Prüfers Kolumne: Die Idee der Bequemlichkeit ist tief in die deutsche Kultur eingegraben

Ich habe gelesen, dass Birkenstock damit gescheitert ist, die eigene Sandale beim Bundesgerichtshof als Kunstwerk schützen zu lassen. Damit wäre der Schuh mit der Korksohle, der einst von Karl Birkenstock entworfen worden war, unter den Urheberrechtsschutz gefallen. Man hätte also Nachahmer viel einfacher verklagen können. Der BGH aber wies die Klage von Birkenstock ab und erkannte in dem Schuh lediglich handwerkliches Schaffen, aber keine Individualität.
Dabei hat Birkenstock doch individueller geschaffen als irgendein anderer Schuhmacher sonst. Er hat etwa die Idee des Fußbetts geprägt. Was für ein schöner Gedanke, dass man einen Fuß zu Bett bringt, anstatt ihn in einen Schuh zu schnüren.
Wenn man einmal bedenkt, dass andere Nationen mit Schuhkultur – etwa die Italiener oder die Franzosen – die Menschen in enge Budapester oder auf hohe Absätze gestellt haben, dann haben die Deutschen hingegen die Füße einschlafen lassen.
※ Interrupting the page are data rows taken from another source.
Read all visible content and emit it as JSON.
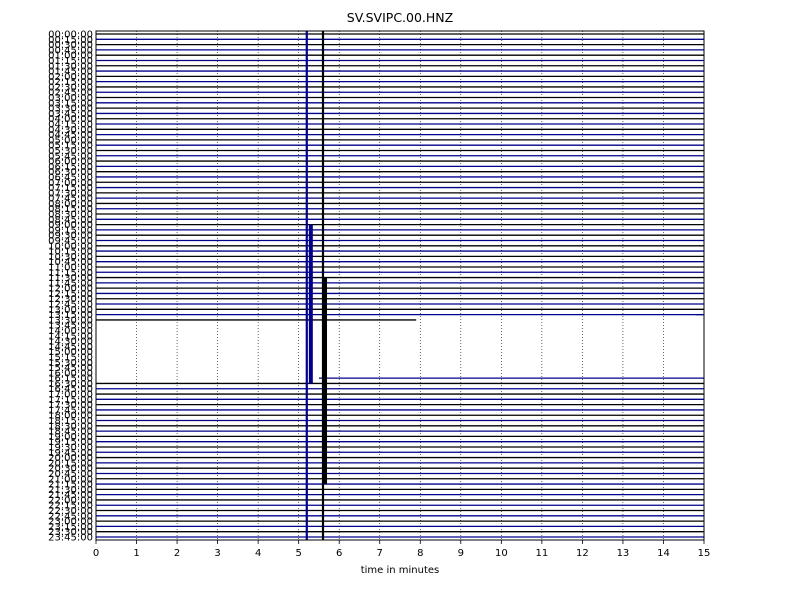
{
  "chart_data": {
    "type": "line",
    "title": "SV.SVIPC.00.HNZ",
    "xlabel": "time in minutes",
    "ylabel": "",
    "xlim": [
      0,
      15
    ],
    "x_ticks": [
      "0",
      "1",
      "2",
      "3",
      "4",
      "5",
      "6",
      "7",
      "8",
      "9",
      "10",
      "11",
      "12",
      "13",
      "14",
      "15"
    ],
    "x_grid": "dotted",
    "row_labels": [
      "00:00:00",
      "00:15:00",
      "00:30:00",
      "00:45:00",
      "01:00:00",
      "01:15:00",
      "01:30:00",
      "01:45:00",
      "02:00:00",
      "02:15:00",
      "02:30:00",
      "02:45:00",
      "03:00:00",
      "03:15:00",
      "03:30:00",
      "03:45:00",
      "04:00:00",
      "04:15:00",
      "04:30:00",
      "04:45:00",
      "05:00:00",
      "05:15:00",
      "05:30:00",
      "05:45:00",
      "06:00:00",
      "06:15:00",
      "06:30:00",
      "06:45:00",
      "07:00:00",
      "07:15:00",
      "07:30:00",
      "07:45:00",
      "08:00:00",
      "08:15:00",
      "08:30:00",
      "08:45:00",
      "09:00:00",
      "09:15:00",
      "09:30:00",
      "09:45:00",
      "10:00:00",
      "10:15:00",
      "10:30:00",
      "10:45:00",
      "11:00:00",
      "11:15:00",
      "11:30:00",
      "11:45:00",
      "12:00:00",
      "12:15:00",
      "12:30:00",
      "12:45:00",
      "13:00:00",
      "13:15:00",
      "13:30:00",
      "13:45:00",
      "14:00:00",
      "14:15:00",
      "14:30:00",
      "14:45:00",
      "15:00:00",
      "15:15:00",
      "15:30:00",
      "15:45:00",
      "16:00:00",
      "16:15:00",
      "16:30:00",
      "16:45:00",
      "17:00:00",
      "17:15:00",
      "17:30:00",
      "17:45:00",
      "18:00:00",
      "18:15:00",
      "18:30:00",
      "18:45:00",
      "19:00:00",
      "19:15:00",
      "19:30:00",
      "19:45:00",
      "20:00:00",
      "20:15:00",
      "20:30:00",
      "20:45:00",
      "21:00:00",
      "21:15:00",
      "21:30:00",
      "21:45:00",
      "22:00:00",
      "22:15:00",
      "22:30:00",
      "22:45:00",
      "23:00:00",
      "23:15:00",
      "23:30:00",
      "23:45:00"
    ],
    "series_colors": [
      "#000000",
      "#00008b"
    ],
    "gap": {
      "from_row": 54,
      "to_row": 66,
      "ends_minute": 7.9,
      "resumes_minute": 14.8
    },
    "spikes": [
      {
        "minute": 5.2,
        "color": "#00008b"
      },
      {
        "minute": 5.6,
        "color": "#000000"
      }
    ],
    "bursts": [
      {
        "from_row": 36,
        "to_row": 66,
        "minute": 5.3,
        "color": "#00008b"
      },
      {
        "from_row": 46,
        "to_row": 85,
        "minute": 5.65,
        "color": "#000000"
      }
    ]
  }
}
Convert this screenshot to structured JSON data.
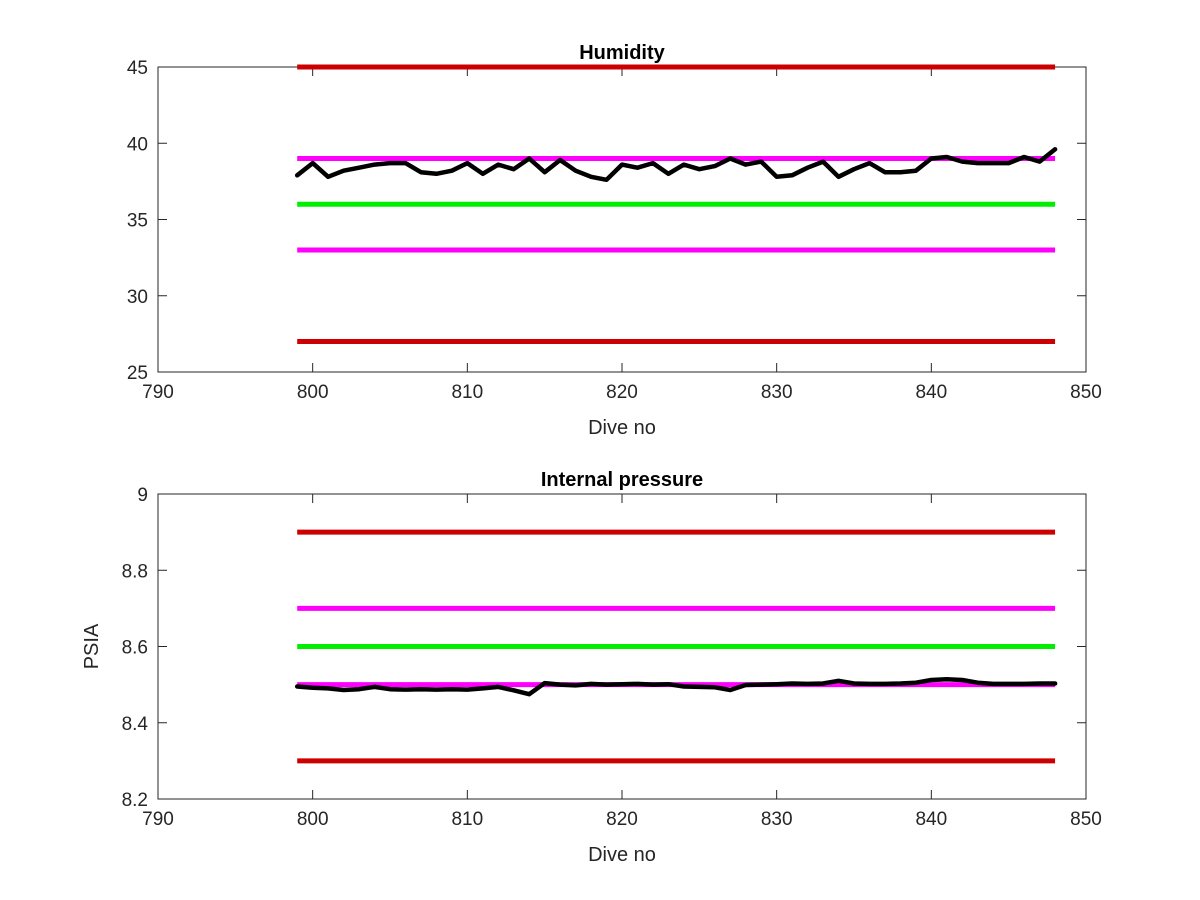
{
  "colors": {
    "limit_red": "#cc0000",
    "limit_magenta": "#ff00ff",
    "target_green": "#00ee00",
    "data_black": "#000000",
    "axis": "#262626"
  },
  "chart_data": [
    {
      "type": "line",
      "title": "Humidity",
      "xlabel": "Dive no",
      "ylabel": "",
      "xlim": [
        790,
        850
      ],
      "ylim": [
        25,
        45
      ],
      "xticks": [
        790,
        800,
        810,
        820,
        830,
        840,
        850
      ],
      "yticks": [
        25,
        30,
        35,
        40,
        45
      ],
      "xtick_labels": [
        "790",
        "800",
        "810",
        "820",
        "830",
        "840",
        "850"
      ],
      "ytick_labels": [
        "25",
        "30",
        "35",
        "40",
        "45"
      ],
      "grid": false,
      "legend": "none",
      "limit_lines": [
        {
          "y": 45,
          "x": [
            799,
            848
          ],
          "color": "#cc0000"
        },
        {
          "y": 39,
          "x": [
            799,
            848
          ],
          "color": "#ff00ff"
        },
        {
          "y": 36,
          "x": [
            799,
            848
          ],
          "color": "#00ee00"
        },
        {
          "y": 33,
          "x": [
            799,
            848
          ],
          "color": "#ff00ff"
        },
        {
          "y": 27,
          "x": [
            799,
            848
          ],
          "color": "#cc0000"
        }
      ],
      "series": [
        {
          "color": "#000000",
          "x": [
            799,
            800,
            801,
            802,
            803,
            804,
            805,
            806,
            807,
            808,
            809,
            810,
            811,
            812,
            813,
            814,
            815,
            816,
            817,
            818,
            819,
            820,
            821,
            822,
            823,
            824,
            825,
            826,
            827,
            828,
            829,
            830,
            831,
            832,
            833,
            834,
            835,
            836,
            837,
            838,
            839,
            840,
            841,
            842,
            843,
            844,
            845,
            846,
            847,
            848
          ],
          "values": [
            37.9,
            38.7,
            37.8,
            38.2,
            38.4,
            38.6,
            38.7,
            38.7,
            38.1,
            38.0,
            38.2,
            38.7,
            38.0,
            38.6,
            38.3,
            39.0,
            38.1,
            38.9,
            38.2,
            37.8,
            37.6,
            38.6,
            38.4,
            38.7,
            38.0,
            38.6,
            38.3,
            38.5,
            39.0,
            38.6,
            38.8,
            37.8,
            37.9,
            38.4,
            38.8,
            37.8,
            38.3,
            38.7,
            38.1,
            38.1,
            38.2,
            39.0,
            39.1,
            38.8,
            38.7,
            38.7,
            38.7,
            39.1,
            38.8,
            39.6
          ]
        }
      ]
    },
    {
      "type": "line",
      "title": "Internal pressure",
      "xlabel": "Dive no",
      "ylabel": "PSIA",
      "xlim": [
        790,
        850
      ],
      "ylim": [
        8.2,
        9
      ],
      "xticks": [
        790,
        800,
        810,
        820,
        830,
        840,
        850
      ],
      "yticks": [
        8.2,
        8.4,
        8.6,
        8.8,
        9
      ],
      "xtick_labels": [
        "790",
        "800",
        "810",
        "820",
        "830",
        "840",
        "850"
      ],
      "ytick_labels": [
        "8.2",
        "8.4",
        "8.6",
        "8.8",
        "9"
      ],
      "grid": false,
      "legend": "none",
      "limit_lines": [
        {
          "y": 8.9,
          "x": [
            799,
            848
          ],
          "color": "#cc0000"
        },
        {
          "y": 8.7,
          "x": [
            799,
            848
          ],
          "color": "#ff00ff"
        },
        {
          "y": 8.6,
          "x": [
            799,
            848
          ],
          "color": "#00ee00"
        },
        {
          "y": 8.5,
          "x": [
            799,
            848
          ],
          "color": "#ff00ff"
        },
        {
          "y": 8.3,
          "x": [
            799,
            848
          ],
          "color": "#cc0000"
        }
      ],
      "series": [
        {
          "color": "#000000",
          "x": [
            799,
            800,
            801,
            802,
            803,
            804,
            805,
            806,
            807,
            808,
            809,
            810,
            811,
            812,
            813,
            814,
            815,
            816,
            817,
            818,
            819,
            820,
            821,
            822,
            823,
            824,
            825,
            826,
            827,
            828,
            829,
            830,
            831,
            832,
            833,
            834,
            835,
            836,
            837,
            838,
            839,
            840,
            841,
            842,
            843,
            844,
            845,
            846,
            847,
            848
          ],
          "values": [
            8.495,
            8.492,
            8.49,
            8.486,
            8.488,
            8.494,
            8.488,
            8.487,
            8.488,
            8.487,
            8.488,
            8.487,
            8.49,
            8.494,
            8.485,
            8.475,
            8.504,
            8.5,
            8.498,
            8.502,
            8.5,
            8.501,
            8.502,
            8.5,
            8.501,
            8.495,
            8.494,
            8.493,
            8.486,
            8.499,
            8.5,
            8.501,
            8.503,
            8.502,
            8.503,
            8.51,
            8.503,
            8.502,
            8.502,
            8.503,
            8.505,
            8.512,
            8.514,
            8.512,
            8.505,
            8.502,
            8.502,
            8.502,
            8.503,
            8.503
          ]
        }
      ]
    }
  ]
}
Die Idee der Bequemlichkeit, also dass man vor allem an das eigene körperliche Wohlgefühl denkt, ist tief in die deutsche Kultur eingegraben. Das ist ja fast eine Philosophie: Bevor man sich für andere hübsch macht, macht man es sich erst einmal für sich selbst bequem. Das Wichtige ist die Innerlichkeit, nicht das, worauf man von außen blickt. Während andere Männer sich in Budapester pressten, machten es sich die Deutschen in der Birkenstock-Sandale wohl.
Während andere den Fuß als einen zu vernachlässigenden Körperteil sahen, der nach den jeweiligen Anforderungen gepresst und verschnürt werden konnte – ein Quell ewiger Qual –, lernten die Deutschen, dass man dem Fuß vor allem Gutes tun muss. Und wenn das bedeutet, dass man auf einer klobigen Korksohle steht, in einer bestrumpften Sandale – sei es drum. Heute ist das ein Laufsteg-Look, und Birkenstocks sind ein Hipster-Schuh. Aber Menschen älteren Semesters kennen noch die Zeiten, als diese Schuhe das Markenzeichen von Gymnasiallehrern waren.
Der Sandalenträger will für andere nicht attraktiv sein
Wenn man diese immer etwas müffelnden Menschen früher mit ihren Sandalen über den Flur schlurfen sah – dieser Inbegriff des Kollabierens jeglicher modischen Motivation –, dann wäre es einem unmöglich eingefallen, dass solche Schuhe einmal It-Pieces werden könnten. Birkenstock aber hat im vergangenen Quartal einen weltweiten Umsatz von 362 Millionen gemacht – einfach nur mit Schuhen mit Korksohlen.

Der Sandalenträger: entweder der Inbegriff des Menschen, der es komplett aufgegeben hat, für andere attraktiv erscheinen zu wollen – oder aber einer, der so sehr von sich selbst überzeugt ist, dass er sich für so unwiderstehlich hält, dass selbst eine Tennissocke in einem Gesundheitsschuh dem keinen Abbruch tun kann.
Heute blicken viele pensionierte Lehrer auf die Schuhe ihres Lebens zurück und finden, dass sie ja schon immer topmodisch gekleidet waren. Der Rest der Welt hat eben nur einige Jahrzehnte gebraucht, um es auch zu verstehen. Das allein ist doch schon Konzeptkunst – oder?